From Dale Carbonier (2004-5)


I had the pleasure to be president of the New Canaan Field Club for the term 2004-2006 having served as treasurer for two previous terms. 

      *. Tom Brown was and continues to be club manager.  He was invaluable to the running of the Field Club.  Karen Stewart ran the office in a friendly and warm manner.  Presidents and board members come and go but Tom and Karen are the staple that held the club together.  Everyone should think what it would be like to have a new boss every two years.  That is what Tom and Karen handle.  They were the two who kept my term to running so smoothly.

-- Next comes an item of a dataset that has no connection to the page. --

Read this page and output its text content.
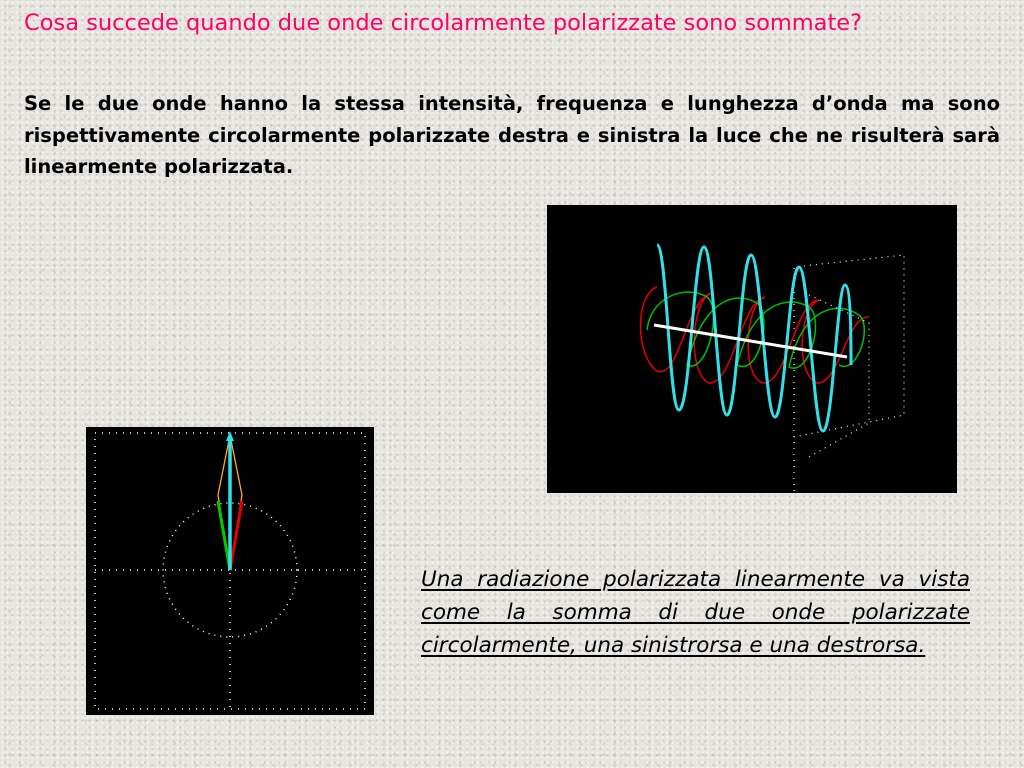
Cosa succede quando due onde circolarmente polarizzate sono sommate?

Se le due onde hanno la stessa intensità, frequenza e lunghezza d’onda ma sono rispettivamente circolarmente polarizzate destra e sinistra la luce che ne risulterà sarà linearmente polarizzata.

Una radiazione polarizzata linearmente va vista come la somma di due onde polarizzate circolarmente, una sinistrorsa e una destrorsa.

     *. The new tennis facility was constructed during my term.  Sally Sweeney and Lauren Bromberg were the two board members who took on the task of working with the architect, John Black Lee, and the construction company to make sure this wonderful building was completed as promised and stayed on schedule.  They deserve the credit.

     *.  Membership was very strong with a one to two year waiting period. 

     *. Sport and social activities were always very successful.

     *. My Board members were extremely conscientious and for the risk of leaving someone out, you know who you are.

      *. My love of the Field Club cannot be stronger.  I have been a member for forty-two years and hope for another forty-two.